As frustrated as I was with my mother for telling him something I had told her in confidence, that made me laugh. The fact was, I was a little afraid to talk to him about what had happened with Joe. We had been going out for about six months. Even though I was 18 years old, actually I was almost 19. Next month was my birthday. And even though most of my friends had been sexually active for a while, I was embarrassed to admit that I was still a virgin. I was even more embarrassed by the fact the Joe had tried to pressure me into bed. I told mom all about it, but I wasn't sure I was ready to deal with Dad. I continued to sit there in silence for a few minutes, working up the courage. Finally, I spoke again.
"What did Mom tell you about it?" I asked in a quiet voice. I stared hard at the road ahead and held my breath.

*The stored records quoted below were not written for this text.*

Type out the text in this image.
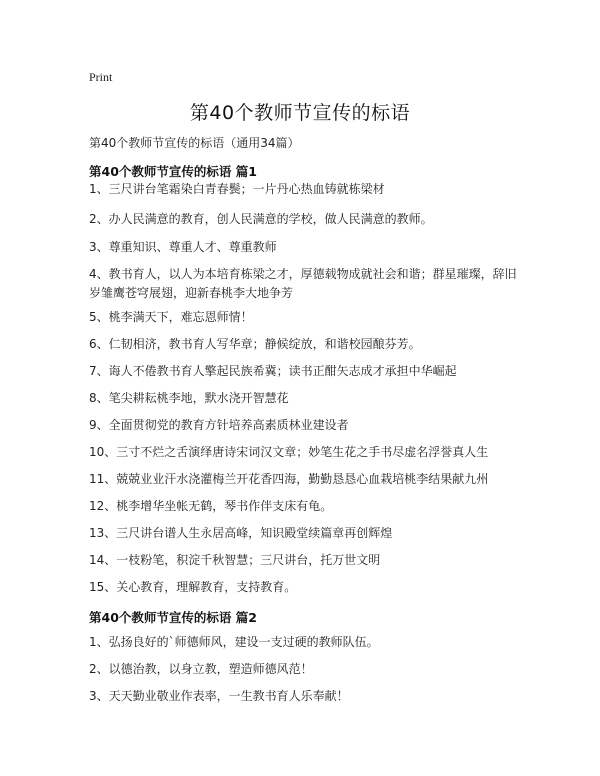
Print
第40个教师节宣传的标语
第40个教师节宣传的标语（通用34篇）
第40个教师节宣传的标语 篇1
1、三尺讲台笔霜染白青春鬓；一片丹心热血铸就栋梁材
2、办人民满意的教育，创人民满意的学校，做人民满意的教师。
3、尊重知识、尊重人才、尊重教师
4、教书育人，以人为本培育栋梁之才，厚德载物成就社会和谐；群星璀璨，辞旧岁雏鹰苍穹展翅，迎新春桃李大地争芳
5、桃李满天下，难忘恩师情！
6、仁韧相济，教书育人写华章；静候绽放，和谐校园酿芬芳。
7、诲人不倦教书育人擎起民族希冀；读书正酣矢志成才承担中华崛起
8、笔尖耕耘桃李地，默水浇开智慧花
9、全面贯彻党的教育方针培养高素质林业建设者
10、三寸不烂之舌演绎唐诗宋词汉文章；妙笔生花之手书尽虚名浮誉真人生
11、兢兢业业汗水浇灌梅兰开花香四海，勤勤恳恳心血栽培桃李结果献九州
12、桃李增华坐帐无鹤，琴书作伴支床有龟。
13、三尺讲台谱人生永居高峰，知识殿堂续篇章再创辉煌
14、一枝粉笔，积淀千秋智慧；三尺讲台，托万世文明
15、关心教育，理解教育，支持教育。
第40个教师节宣传的标语 篇2
1、弘扬良好的`师德师风，建设一支过硬的教师队伍。
2、以德治教，以身立教，塑造师德风范！
3、天天勤业敬业作表率，一生教书育人乐奉献！
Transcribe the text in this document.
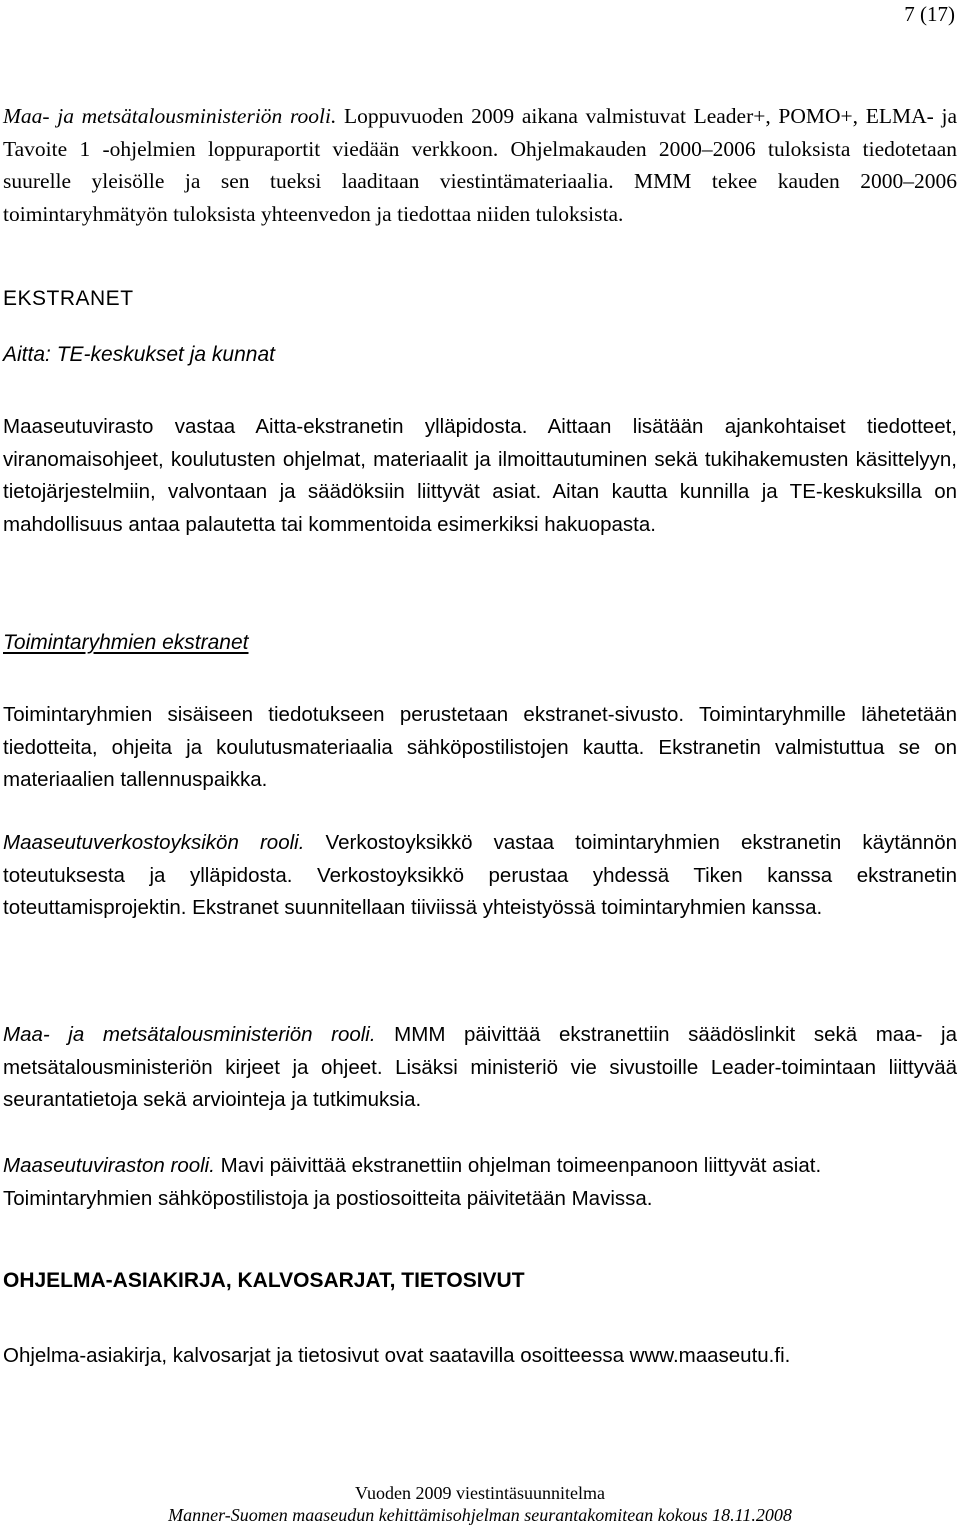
7 (17)

Maa- ja metsätalousministeriön rooli. Loppuvuoden 2009 aikana valmistuvat Leader+, POMO+, ELMA- ja Tavoite 1 -ohjelmien loppuraportit viedään verkkoon. Ohjelmakauden 2000–2006 tuloksista tiedotetaan suurelle yleisölle ja sen tueksi laaditaan viestintämateriaalia. MMM tekee kauden 2000–2006 toimintaryhmätyön tuloksista yhteenvedon ja tiedottaa niiden tuloksista.

EKSTRANET
Aitta: TE-keskukset ja kunnat

Maaseutuvirasto vastaa Aitta-ekstranetin ylläpidosta. Aittaan lisätään ajankohtaiset tiedotteet, viranomaisohjeet, koulutusten ohjelmat, materiaalit ja ilmoittautuminen sekä tukihakemusten käsittelyyn, tietojärjestelmiin, valvontaan ja säädöksiin liittyvät asiat. Aitan kautta kunnilla ja TE-keskuksilla on mahdollisuus antaa palautetta tai kommentoida esimerkiksi hakuopasta.

Toimintaryhmien ekstranet

Toimintaryhmien sisäiseen tiedotukseen perustetaan ekstranet-sivusto. Toimintaryhmille lähetetään tiedotteita, ohjeita ja koulutusmateriaalia sähköpostilistojen kautta. Ekstranetin valmistuttua se on materiaalien tallennuspaikka.

Maaseutuverkostoyksikön rooli. Verkostoyksikkö vastaa toimintaryhmien ekstranetin käytännön toteutuksesta ja ylläpidosta. Verkostoyksikkö perustaa yhdessä Tiken kanssa ekstranetin toteuttamisprojektin. Ekstranet suunnitellaan tiiviissä yhteistyössä toimintaryhmien kanssa.

Maa- ja metsätalousministeriön rooli. MMM päivittää ekstranettiin säädöslinkit sekä maa- ja metsätalousministeriön kirjeet ja ohjeet. Lisäksi ministeriö vie sivustoille Leader-toimintaan liittyvää seurantatietoja sekä arviointeja ja tutkimuksia.

Maaseutuviraston rooli. Mavi päivittää ekstranettiin ohjelman toimeenpanoon liittyvät asiat. Toimintaryhmien sähköpostilistoja ja postiosoitteita päivitetään Mavissa.

OHJELMA-ASIAKIRJA, KALVOSARJAT, TIETOSIVUT

Ohjelma-asiakirja, kalvosarjat ja tietosivut ovat saatavilla osoitteessa www.maaseutu.fi.

Vuoden 2009 viestintäsuunnitelma
Manner-Suomen maaseudun kehittämisohjelman seurantakomitean kokous 18.11.2008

"I don't know any of the details about why you two broke up." He continued, "So, don't be too upset with your mother. All she told me was that he treated you poorly and wasn't worthy of you."
I felt tears begin to form in my eyes.
"And you don't have to tell me anything either," he continued, "that's not why I'm bringing it up. But I also want you to know that I am always here for you if you do want to talk.
The silence stretched on for another couple miles. Part of me just wanted to turn on some music and let the moment pass, but I also felt like if I didn't open up to him now, I didn't know if I ever would. Finally, I martialed my nerves and spoke.
"It was just moving too fast." I said.
He just nodded slowly.
"You see, I" I started, "I- I'm a virgin and he just kept pressuring me to have sex."
There. It was out. I had told him. I waited to see how he would respond.
"Well," he began, "I'm proud of you for ending things with him...Not because I don't want you do have sex, but because I want you to take those steps when you are comfortable. In your time. No one should push you or pressure you."